AI & TechnologyAgentic

AI agents aren’t magic – and believing they are could break your business

Agentic AI is one of the hottest topics in the tech space, but the hype means that misconceptions are rising. AI agents don’t replace control – they depend on it. Matt Hyde, CTO of CloudWize, explores…

Advancements in artificial intelligence have really excited progressive business leaders. From a technological perspective, we’ve never had a bigger opportunity to turn ideation into action. That’s why many organisations are embarking on major AI journeys, inspired by the ‘art of the possible’.  

For someone who has spent their whole career in the world of digital transformation, this appetite is electrifying  especially because, to some extent, AI has levelled the playing field for smaller companies.
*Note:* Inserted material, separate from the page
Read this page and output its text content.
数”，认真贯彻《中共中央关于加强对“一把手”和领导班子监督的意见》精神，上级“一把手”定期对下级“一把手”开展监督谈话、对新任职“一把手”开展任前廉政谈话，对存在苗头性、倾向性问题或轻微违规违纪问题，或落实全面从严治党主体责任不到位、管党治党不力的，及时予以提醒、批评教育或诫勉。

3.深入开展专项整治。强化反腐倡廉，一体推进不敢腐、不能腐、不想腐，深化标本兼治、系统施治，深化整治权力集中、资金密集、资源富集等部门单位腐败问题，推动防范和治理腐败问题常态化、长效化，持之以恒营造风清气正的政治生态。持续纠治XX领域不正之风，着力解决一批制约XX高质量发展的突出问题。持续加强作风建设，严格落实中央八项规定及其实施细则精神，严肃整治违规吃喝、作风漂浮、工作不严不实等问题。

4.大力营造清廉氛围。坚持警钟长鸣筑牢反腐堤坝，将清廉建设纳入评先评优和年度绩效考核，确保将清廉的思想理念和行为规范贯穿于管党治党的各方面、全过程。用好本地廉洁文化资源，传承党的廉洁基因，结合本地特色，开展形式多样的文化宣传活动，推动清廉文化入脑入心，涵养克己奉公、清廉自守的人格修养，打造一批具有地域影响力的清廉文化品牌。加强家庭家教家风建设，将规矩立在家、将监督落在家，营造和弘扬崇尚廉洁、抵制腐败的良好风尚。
Transformation on the scale we’re now seeing was once reserved only for vast enterprises, or those divesting their budgets to lower cost  and often lower quality  offshore engineering. 

But the ever-evolving obsession with increasingly intuitive technology risks creating more problems than it solves, if C suites aren’t careful.  
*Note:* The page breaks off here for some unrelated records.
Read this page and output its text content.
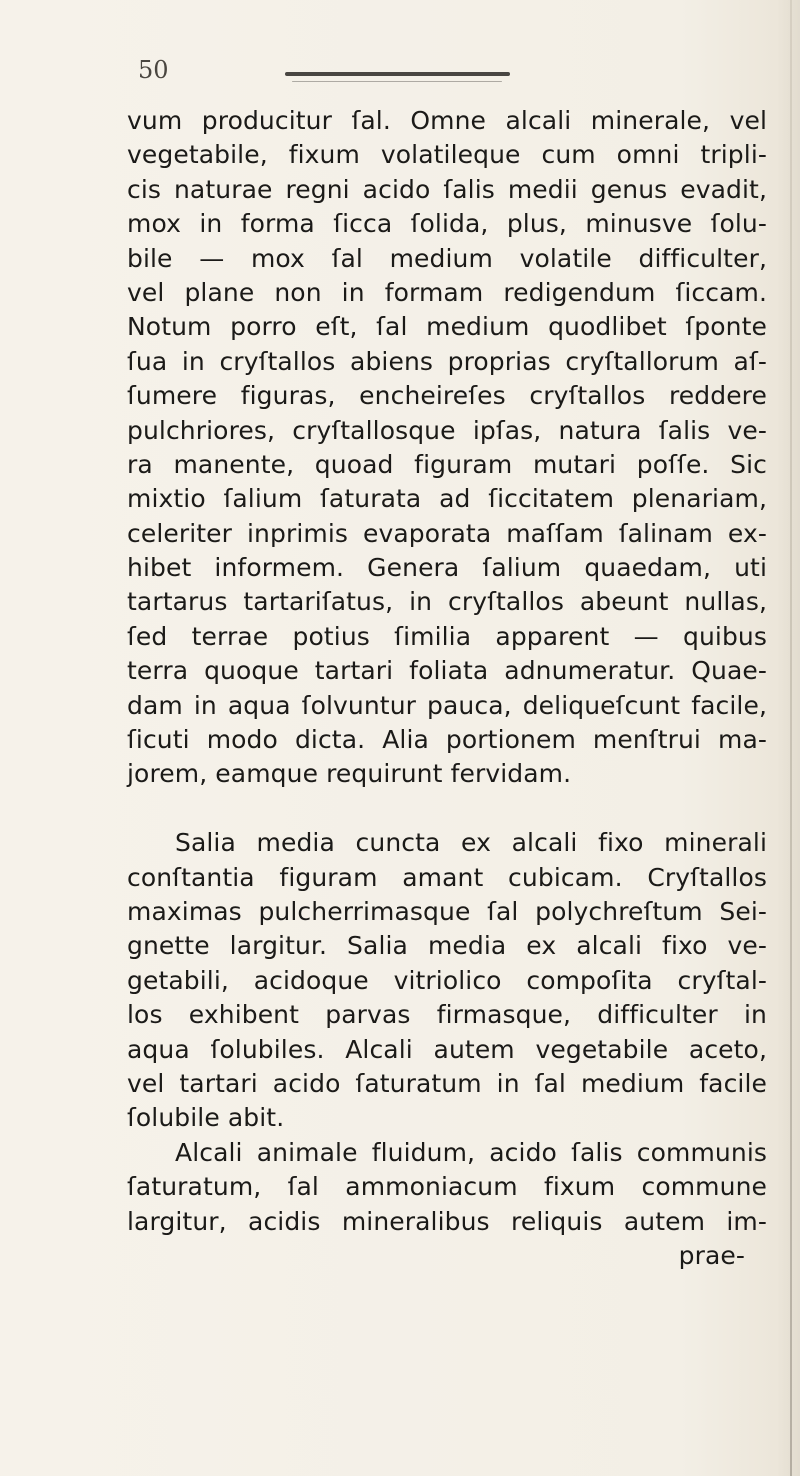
50
vum producitur ſal. Omne alcali minerale, vel
vegetabile, fixum volatileque cum omni tripli-
cis naturae regni acido ſalis medii genus evadit,
mox in forma ſicca ſolida, plus, minusve ſolu-
bile — mox ſal medium volatile difficulter,
vel plane non in formam redigendum ſiccam.
Notum porro eſt, ſal medium quodlibet ſponte
ſua in cryſtallos abiens proprias cryſtallorum aſ-
ſumere figuras, encheireſes cryſtallos reddere
pulchriores, cryſtallosque ipſas, natura ſalis ve-
ra manente, quoad figuram mutari poſſe. Sic
mixtio ſalium ſaturata ad ſiccitatem plenariam,
celeriter inprimis evaporata maſſam ſalinam ex-
hibet informem. Genera ſalium quaedam, uti
tartarus tartariſatus, in cryſtallos abeunt nullas,
ſed terrae potius ſimilia apparent — quibus
terra quoque tartari foliata adnumeratur. Quae-
dam in aqua ſolvuntur pauca, deliqueſcunt facile,
ſicuti modo dicta. Alia portionem menſtrui ma-
jorem, eamque requirunt fervidam.
Salia media cuncta ex alcali fixo minerali
conſtantia figuram amant cubicam. Cryſtallos
maximas pulcherrimasque ſal polychreſtum Sei-
gnette largitur. Salia media ex alcali fixo ve-
getabili, acidoque vitriolico compoſita cryſtal-
los exhibent parvas firmasque, difficulter in
aqua ſolubiles. Alcali autem vegetabile aceto,
vel tartari acido ſaturatum in ſal medium facile
ſolubile abit.
Alcali animale fluidum, acido ſalis communis
ſaturatum, ſal ammoniacum fixum commune
largitur, acidis mineralibus reliquis autem im-
prae-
We already know that 95% of AI projects reportedly fail to generate an ROI, and sadly, the technology itself often takes the ‘blame’. But there are many reasons projects ‘fail’, including a lack of success measurement clarity; weak transformative leadership; cultural adoption oversight; data flaws and poor governance  not to mention a common eagerness to kickstart a colossal AI program before the business is ready.   
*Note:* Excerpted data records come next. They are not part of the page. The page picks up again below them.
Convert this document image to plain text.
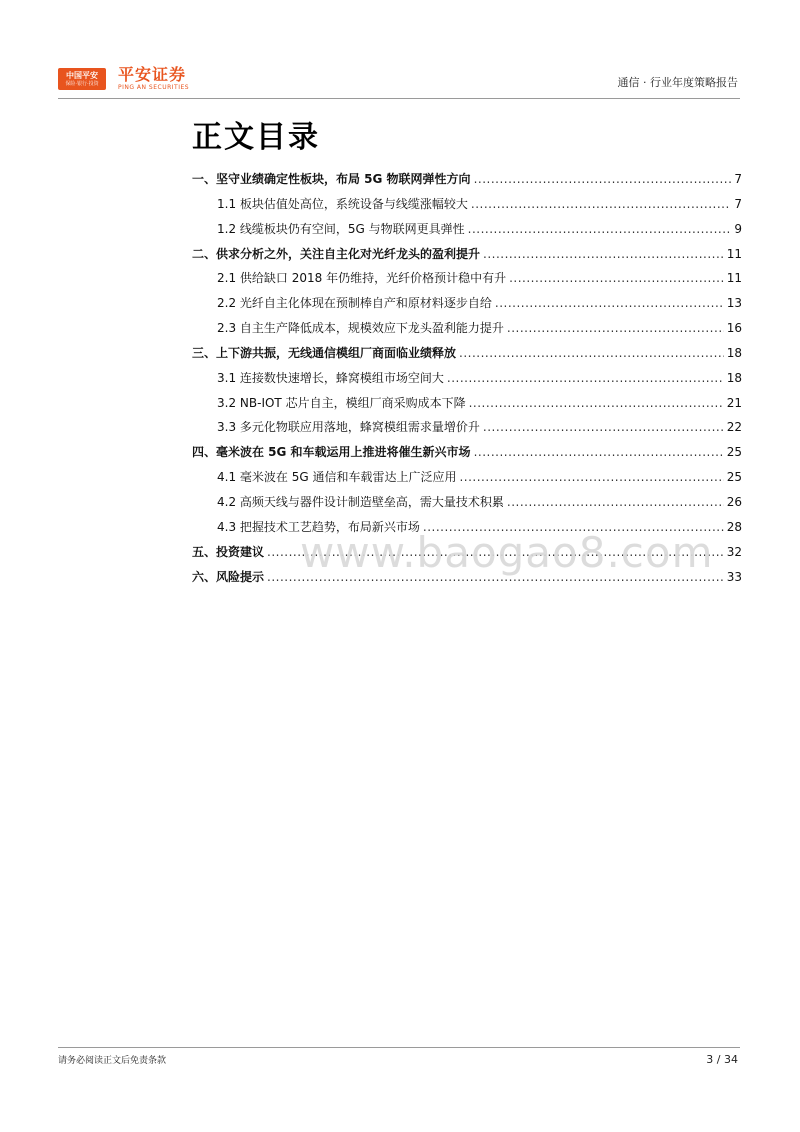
中国平安
保险·银行·投资 平安证券
PING AN SECURITIES	通信 · 行业年度策略报告
正文目录
一、坚守业绩确定性板块，布局 5G 物联网弹性方向 .....	7
1.1 板块估值处高位，系统设备与线缆涨幅较大 .....	7
1.2 线缆板块仍有空间，5G 与物联网更具弹性 .....	9
二、供求分析之外，关注自主化对光纤龙头的盈利提升 .....	11
2.1 供给缺口 2018 年仍维持，光纤价格预计稳中有升 .....	11
2.2 光纤自主化体现在预制棒自产和原材料逐步自给 .....	13
2.3 自主生产降低成本，规模效应下龙头盈利能力提升 .....	16
三、上下游共振，无线通信模组厂商面临业绩释放 .....	18
3.1 连接数快速增长，蜂窝模组市场空间大 .....	18
3.2 NB-IOT 芯片自主，模组厂商采购成本下降 .....	21
3.3 多元化物联应用落地，蜂窝模组需求量增价升 .....	22
四、毫米波在 5G 和车载运用上推进将催生新兴市场 .....	25
4.1 毫米波在 5G 通信和车载雷达上广泛应用 .....	25
4.2 高频天线与器件设计制造壁垒高，需大量技术积累 .....	26
4.3 把握技术工艺趋势，布局新兴市场 .....	28
五、投资建议 .....	32
六、风险提示 .....	33
www.baogao8.com
请务必阅读正文后免责条款	3 / 34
However, if you know the pitfalls, you’re better able to avoid them, enabling you to keep moving towards your ‘North Star’ without becoming one of the statistics. 

Are AI agents really autonomous digital beings?  

That North Star may involve AI agents.  

Unlike a prompt-driven or conversational Large Language Model (LLM), agentic AI is goal-orientated. With access to knowledge, a set of defined instructions outlining what it’s trying to achieve, and the ability to connect to other tools and systems to collect the data required, this AI ‘brain’ can operate, reason and learn, without human intervention.  

Let’s apply that to a real world use case such as accounts payable. Whereas traditional automation would struggle with inconsistent data across different invoice layouts, supplier-specific quirks or missing fields, a fairly straightforward finance agent can handle invoicing, expenses and reconciliations with ease, alleviating admin by 47%. I’ve also seen an incident outage agent reduce IT downtime by 30%, in what was again a simple use case. But of course the possibilities really are endless, with multi-agent orchestrations capable of handling complex end-to-end e-commerce orders, inclusive of customer fulfilment, for example. 

Whatever the brief, AI agents can certainly do much more than follow a script. They’re intelligent enough to follow intricate, multi-step activities, think independently, and handle variation. 

But this doesn’t mean they’re fully autonomous digital beings  if they were, you wouldn’t want them anywhere near your business.  

The importance of guardrails 

AI agents work within the boundaries you define. They never decide what’s allowed 

So, instead of viewing them as ‘magicians’, think of them as digital workers with a job description. Like any employee, they should have a clear scope of responsibility, follow established processes, use approved systems and tools, and adhere to policies. Importantly, they need to know to stop when something doesn’t look right, and escalate instead of guessing. Because they may be able to handle ambiguity but you don’t want them to bypass governance.  

If your AI can’t explain its guardrails, it isn’t production ready. Guardrails make AI safe, useful, and deployable in real business environments. Without these ‘rules’, agents will ‘hallucinate’ or attempt to fill the gaps of what they don’t know. You therefore need to clearly define outcomes, policies, and accuracy thresholds, early on. Otherwise, the risk of non-compliance and data leakage escalates exponentially. 

Human feedback loops remain important too, to validate outputs and train the AI on how to behave, especially when confidence is low. This also provides traceability and auditability, so that if anything goes wrong, you can quickly track why, to enable improvement.   

How to deploy AI agents safely  

To ensure safe progress, that will not break a business, start by identifying processes that are well-defined, documented and deeply understood. This might be a mundane, repetitious ‘back office’ activity such as timesheets and billing  important but high volume ‘admin’ that stifles colleague productivity. Agents can augment this human workload, giving colleagues time back to complete the value-oriented parts of the role requiring deeper thought.  

Elsewhere, in JML, I’ve seen HR agents help handle up to 60% more job applications while maintaining a fair and compliant process. The result is and accelerated – and still effective – recruitment strategy, which also ensures wider people management initiatives are maintained during busy periods.  

Truthfully, agentic AI can thrive anywhere a level-4 process or Service Operational Procedure (SOP) can be defined  even highly-regulated or compliance-driven environments. But AI agents aren’t magic, and that’s the point.  

The intelligence helps with the messy parts. The rules decide what’s allowed.